Starch (St) was used as green and renewable matrix (> 80%, db) for the preparation of Zn-St-MOCP/nFe₃O₄ composite via bioextrusion. Bifunction of Fe₃O₄ NPs as magnet and pore-inducer was confirmed and could be more homogeneously embedded in the St-based framework with hierarchical porous structure via SEM-EDS mapping. For the nFe₃O₄-induced microstructure of Zn-St-MOCP/nFe₃O₄ composite, submicronic pores and nanopores were observed with Fe₃O₄ NPs onto the inner surface of micron channels. According to the XPS, XRD, FTIR, TGA analyses, it is probably due to the coordination between Fe^3+/2+ and Zn²⁺/hydroxy groups and the recombination of St chains in crystalline/amorphous zones interfered by Fe₃O₄ NPs. Saturation magnetization value was measured with an excellent separation behavior. Seven kinetic equations were conducted for the fitting of dye adsorption data. Overall, the nFe₃O₄-assisted bioextrusion strategy is developed for the continuous fabrication of bio-based materials with rapid magnetic separation and hierarchical-pore architecture promising in practical adsorption.

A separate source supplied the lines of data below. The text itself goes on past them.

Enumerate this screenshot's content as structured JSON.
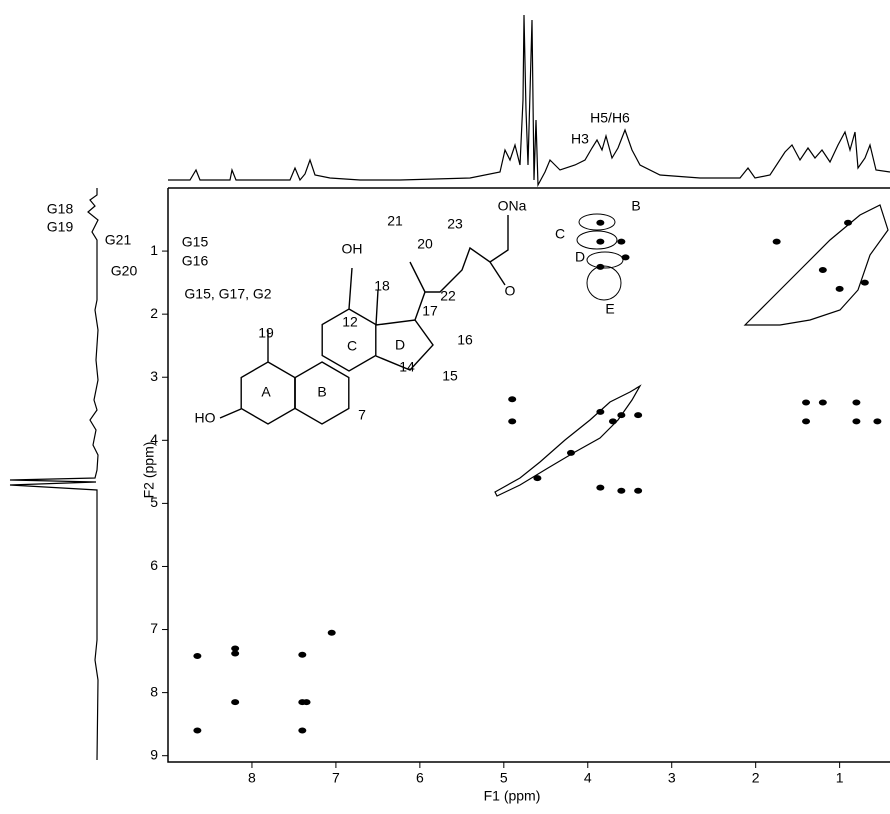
{
  "chart_data": {
    "type": "scatter",
    "x_label": "F1 (ppm)",
    "y_label": "F2 (ppm)",
    "xlim": [
      9,
      0.4
    ],
    "ylim": [
      0,
      9.1
    ],
    "xticks": [
      8,
      7,
      6,
      5,
      4,
      3,
      2,
      1
    ],
    "yticks": [
      1,
      2,
      3,
      4,
      5,
      6,
      7,
      8,
      9
    ],
    "color": "#000000",
    "x": [
      8.65,
      8.2,
      8.2,
      7.4,
      7.35,
      8.65,
      8.2,
      7.4,
      7.4,
      7.05,
      4.9,
      4.9,
      3.85,
      3.6,
      3.4,
      3.85,
      3.6,
      3.4,
      1.4,
      1.2,
      0.8,
      1.4,
      0.8,
      0.55,
      3.85,
      3.85,
      3.85,
      3.6,
      3.55,
      1.75,
      1.2,
      1.0,
      0.7,
      0.9,
      4.6,
      4.2,
      3.7
    ],
    "y": [
      7.42,
      7.3,
      7.38,
      8.15,
      8.15,
      8.6,
      8.15,
      8.6,
      7.4,
      7.05,
      3.35,
      3.7,
      4.75,
      4.8,
      4.8,
      3.55,
      3.6,
      3.6,
      3.4,
      3.4,
      3.4,
      3.7,
      3.7,
      3.7,
      0.55,
      0.85,
      1.25,
      0.85,
      1.1,
      0.85,
      1.3,
      1.6,
      1.5,
      0.55,
      4.6,
      4.2,
      3.7
    ],
    "annotations": [
      "H3",
      "H5/H6",
      "G18",
      "G19",
      "G21",
      "G15",
      "G16",
      "G20",
      "G15, G17, G2",
      "B",
      "C",
      "D",
      "E"
    ],
    "structure_labels": [
      "OH",
      "18",
      "21",
      "20",
      "23",
      "ONa",
      "22",
      "O",
      "19",
      "12",
      "C",
      "17",
      "D",
      "16",
      "A",
      "B",
      "14",
      "15",
      "7",
      "HO"
    ]
  }
}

淀粉 (St) 用作绿色和可再生基质（> 80%，db），用于通过生物挤出制备 Zn-St-MOCP/nFe ₃ O ₄复合材料。Fe ₃ O ₄ NPs 作为磁铁和孔隙诱导剂的双功能得到证实，并且可以通过 SEM-EDS 映射更均匀地嵌入具有分级多孔结构的基于 St 的框架中。对于nFe ₃ O ₄诱导的Zn-St-MOCP/nFe ₃ O ₄复合材料的微观结构，Fe ₃ O ₄观察到亚微米孔和纳米孔纳米颗粒到微米通道的内表面。根据 XPS、XRD、FTIR、TGA 分析，这可能是由于 Fe ^3+/2+和 Zn ²⁺ /羟基之间的配位以及晶体/非晶区中 St 链的重组受到 Fe ₃ O _{4 的}干扰NP。测量饱和磁化强度值时具有优异的分离性能。进行了七个动力学方程来拟合染料吸附数据。总的来说，nFe ₃ O ₄辅助生物挤出策略是为连续制造生物基材料而开发的，这些材料具有快速磁分离和分级孔结构，在实际吸附中很有前景。